3. “Isis”- In the midst of all the tomb-raiding, there is something deep going on in Dylan and Levy’s lyrics, something about how self-destructive tendencies can wreck a relationship and how some couples are brought together by the combustibility which will inevitably cause them to part. It’s all rendered in thrilling fashion thanks to Dylan’s wondrous vocal, which finesses the quirkier aspects of the story and brims with ravenous emotion when describing “Isis.” One of those songs with a high degree of difficulty that few even attempt, let alone pull it off like Bob does here.
2. “Black Diamond Bay”- Let’s just consider for the moment the main story of this song, in which the inhabitants of a doomed island play out their final moments in dramatic and sometimes idiosyncratic fashion. Had the song ended with the evisceration of “Black Diamond Bay” and all the fascinating characters on it, it would have been an excellent effort. But Dylan and Levy push things up a notch with the trick ending, as the narrator enters the song and tells of seeing a brief news item about the sinking island. Bob may state at the end that there are a lot of “hard-luck” stories being told, but very few are told with the cleverness on display here.

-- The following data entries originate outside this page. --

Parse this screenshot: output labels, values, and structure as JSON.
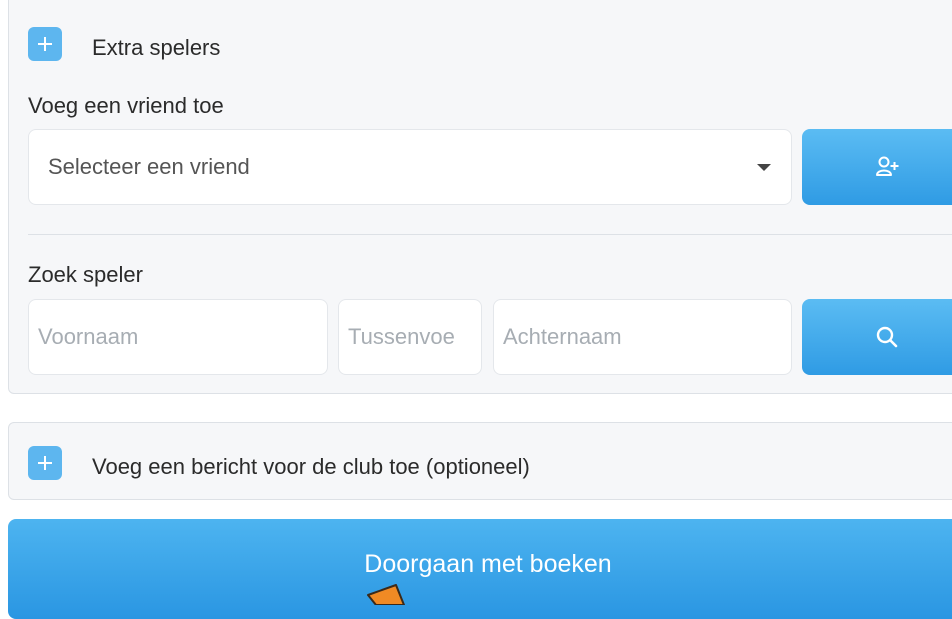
{
  "extra_players": {
    "title": "Extra spelers",
    "friend_section_label": "Voeg een vriend toe",
    "friend_select_value": "Selecteer een vriend",
    "search_section_label": "Zoek speler",
    "firstname_placeholder": "Voornaam",
    "infix_placeholder": "Tussenvoe",
    "lastname_placeholder": "Achternaam"
  },
  "message": {
    "title": "Voeg een bericht voor de club toe (optioneel)"
  },
  "continue_label": "Doorgaan met boeken",
  "icons": {
    "expand_players": "plus-icon",
    "add_friend": "user-plus-icon",
    "search": "search-icon",
    "expand_message": "plus-icon",
    "cursor": "arrow-cursor-icon"
  },
  "colors": {
    "accent": "#3aa6ea",
    "panel_bg": "#f6f7f9",
    "border": "#dde1e6"
  }
}
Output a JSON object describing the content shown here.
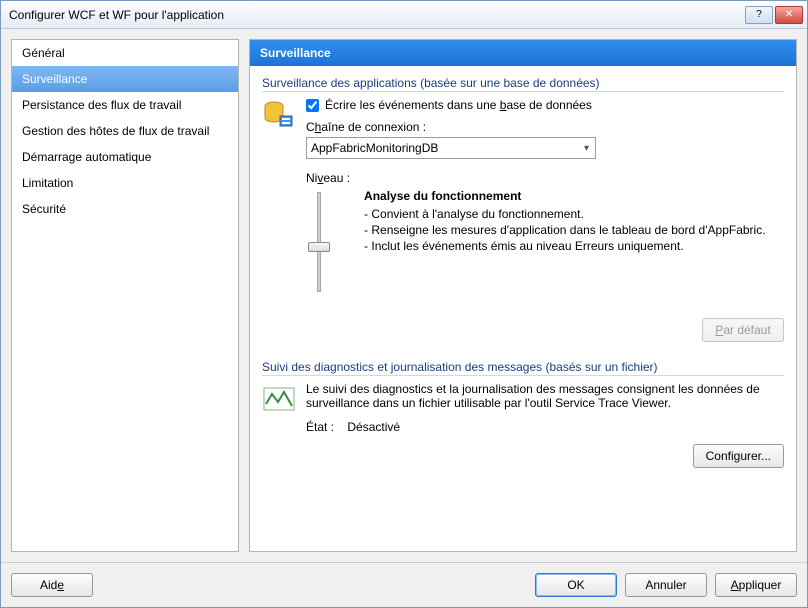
{
  "window": {
    "title": "Configurer WCF et WF pour l'application"
  },
  "sidebar": {
    "items": [
      {
        "label": "Général",
        "selected": false
      },
      {
        "label": "Surveillance",
        "selected": true
      },
      {
        "label": "Persistance des flux de travail",
        "selected": false
      },
      {
        "label": "Gestion des hôtes de flux de travail",
        "selected": false
      },
      {
        "label": "Démarrage automatique",
        "selected": false
      },
      {
        "label": "Limitation",
        "selected": false
      },
      {
        "label": "Sécurité",
        "selected": false
      }
    ]
  },
  "content": {
    "header": "Surveillance",
    "app_monitoring": {
      "group_title": "Surveillance des applications (basée sur une base de données)",
      "write_events_checkbox": {
        "checked": true,
        "label_pre": "Écrire les événements dans une ",
        "label_underlined": "b",
        "label_post": "ase de données"
      },
      "connection_label_pre": "C",
      "connection_label_underlined": "h",
      "connection_label_post": "aîne de connexion :",
      "connection_value": "AppFabricMonitoringDB",
      "level_label_pre": "Ni",
      "level_label_underlined": "v",
      "level_label_post": "eau :",
      "level": {
        "title": "Analyse du fonctionnement",
        "lines": [
          "- Convient à l'analyse du fonctionnement.",
          "- Renseigne les mesures d'application dans le tableau de bord d'AppFabric.",
          "- Inclut les événements émis au niveau Erreurs uniquement."
        ]
      },
      "default_button_pre": "",
      "default_button_underlined": "P",
      "default_button_post": "ar défaut",
      "default_button_enabled": false
    },
    "diagnostics": {
      "group_title": "Suivi des diagnostics et journalisation des messages (basés sur un fichier)",
      "description": "Le suivi des diagnostics et la journalisation des messages consignent les données de surveillance dans un fichier utilisable par l'outil Service Trace Viewer.",
      "state_label": "État :",
      "state_value": "Désactivé",
      "configure_button": "Configurer..."
    }
  },
  "footer": {
    "help_pre": "Aid",
    "help_underlined": "e",
    "ok": "OK",
    "cancel": "Annuler",
    "apply_underlined": "A",
    "apply_post": "ppliquer"
  }
}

1. “Sara”- Dylan laid it all on the line in this immense, album-closing tribute to his wife, but the shadows that creep into the song are what make it more than just another rocker writing a love song. For one thing the song keeps returning to pesky minor keys every time a ray of sunlight breaks through. For another, the eloquent and heartfelt testimonials that make up the bulk of the song are bookended by a pair of telling scenes on a beach. In the opening verse, that beach is filled with the sights and sounds of a happy family; in the last verse, it’s deserted. Sara Dylan has maintained her privacy throughout the years, and good for her for managing that, but this song, and all the woeful love-lost songs that Bob has written since Desire, tells us all we need to know about her specialness to him.